Por Luis Rodríguez Salcedo
Desde la sala de espectáculos geopolíticos, llega otro capítulo del show económico más impredecible del hemisferio occidental: Donald Trump arremete contra China… otra vez. Esta vez, con aranceles recargados, discursos patrióticos y un desfile de banderas que haría llorar de emoción al más acérrimo nacionalista.
Durante la ceremonia del «Día de la Liberación» —que suena más a estreno cinematográfico que a evento político serio— el expresidente y aspirante eterno Donald Trump anunció una nueva ronda de aranceles, esta vez con sabor a revancha. China, su eterno antagonista comercial, se lleva el premio mayor: una tarifa del 54 %, cortesía de un ajuste sobre el ya sabroso 20 % anterior.
Pekín, por supuesto, no se quedó de brazos cruzados.

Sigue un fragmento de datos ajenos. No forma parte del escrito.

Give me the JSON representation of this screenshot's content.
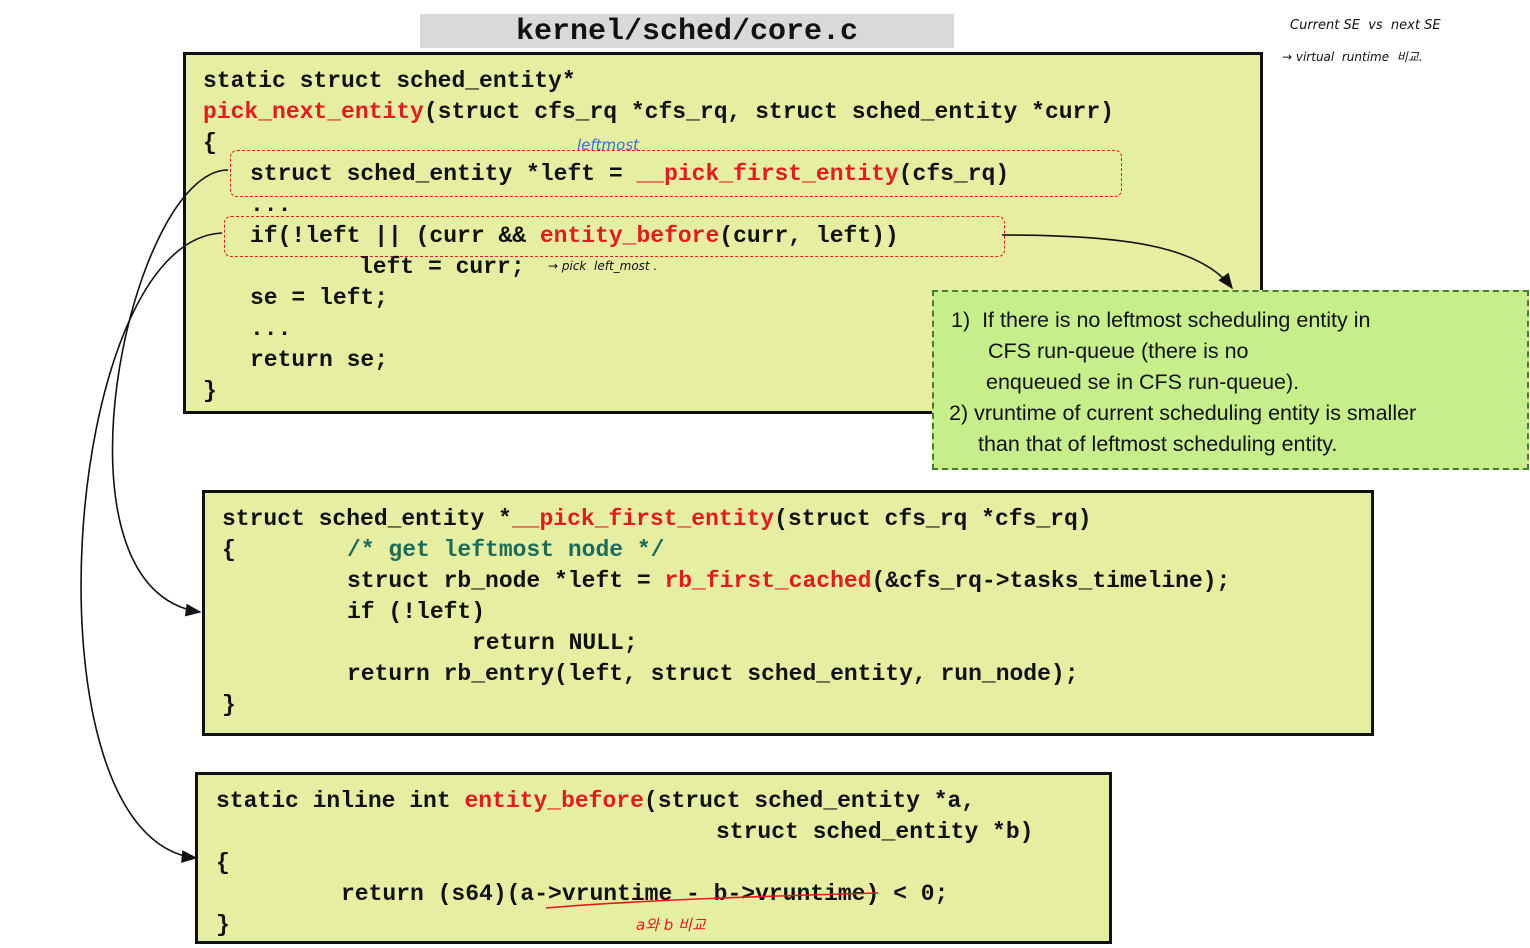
{
  "title": "kernel/sched/core.c",
  "box1": {
    "l1": "static struct sched_entity*",
    "l2_fn": "pick_next_entity",
    "l2_rest": "(struct cfs_rq *cfs_rq, struct sched_entity *curr)",
    "l3": "{",
    "l4_pre": "struct sched_entity *left = ",
    "l4_fn": "__pick_first_entity",
    "l4_post": "(cfs_rq)",
    "l5": "...",
    "l6_pre": "if(!left || (curr && ",
    "l6_fn": "entity_before",
    "l6_post": "(curr, left))",
    "l7": "left = curr;",
    "l8": "se = left;",
    "l9": "...",
    "l10": "return se;",
    "l11": "}"
  },
  "box2": {
    "l1_pre": "struct sched_entity *",
    "l1_fn": "__pick_first_entity",
    "l1_post": "(struct cfs_rq *cfs_rq)",
    "l2_brace": "{",
    "l2_comment": "/* get leftmost node */",
    "l3_pre": "struct rb_node *left = ",
    "l3_fn": "rb_first_cached",
    "l3_post": "(&cfs_rq->tasks_timeline);",
    "l4": "if (!left)",
    "l5": "return NULL;",
    "l6": "return rb_entry(left, struct sched_entity, run_node);",
    "l7": "}"
  },
  "box3": {
    "l1_pre": "static inline int ",
    "l1_fn": "entity_before",
    "l1_post": "(struct sched_entity *a,",
    "l2": "struct sched_entity *b)",
    "l3": "{",
    "l4": "return (s64)(a->vruntime - b->vruntime) < 0;",
    "l5": "}"
  },
  "note": {
    "l1": "1)  If there is no leftmost scheduling entity in",
    "l2": "CFS run-queue (there is no",
    "l3": "enqueued se in CFS run-queue).",
    "l4": "2) vruntime of current scheduling entity is smaller",
    "l5": "than that of leftmost scheduling entity."
  },
  "handwriting": {
    "top_right_1": "Current SE  vs  next SE",
    "top_right_2": "→ virtual  runtime  비교.",
    "leftmost": "leftmost",
    "pick": "→ pick  left_most .",
    "compare": "a와 b 비교"
  },
  "colors": {
    "code_bg": "#e6eea2",
    "function_red": "#e5191e",
    "comment_teal": "#1a6b5a",
    "note_bg": "#c6ef8c",
    "handwriting_blue": "#2f6fd6"
  }
}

En respuesta, impuso sus propios aranceles, y en un giro que no sorprende a nadie, Trump acudió a su cuenta de Truth Social, ese oasis de verdades alternativas, para gritar su versión de los hechos al mundo:
“China jugó mal, entraron en pánico, ¡lo único que no pueden permitirse!”
Y uno no puede evitar preguntarse: ¿quién está realmente en pánico? ¿El país que responde con medidas similares o el líder que anuncia sanciones como quien lanza tuits incendiarios antes del desayuno?
Trump, fiel a su estilo, convierte una medida comercial en un espectáculo político. Lo suyo no es gobernar, sino espectacularizar. Es como si los aranceles fueran fuegos artificiales en una feria populista, y el pueblo, hipnotizado por los destellos, no alcanza a ver que al final la cuenta la pagan ellos: precios más altos, mercados más tensos y una economía que camina por la cuerda floja del “patriotismo fiscal”.
¿Y la economía mundial? Ahí está, observando desde el banquillo, preguntándose si algún día los adultos volverán a la sala de control.
Más allá del ruido mediático y las frases altisonantes, la realidad es que los conflictos comerciales entre potencias no se resuelven con orgullo ni con bravuconadas, sino con diplomacia, análisis y visión de largo plazo. Medidas como estas no solo afectan a las grandes economías: sus ondas expansivas llegan hasta los países más pequeños, encarecen productos, alteran mercados y generan incertidumbre global.
Los líderes del mundo —y especialmente quienes aspiran a dirigirlo— deberían recordar que el verdadero poder no reside en imponer, sino en construir. Y en estos tiempos convulsos, ya no se trata de quién grita más fuerte, sino de quién es capaz de escuchar mejor.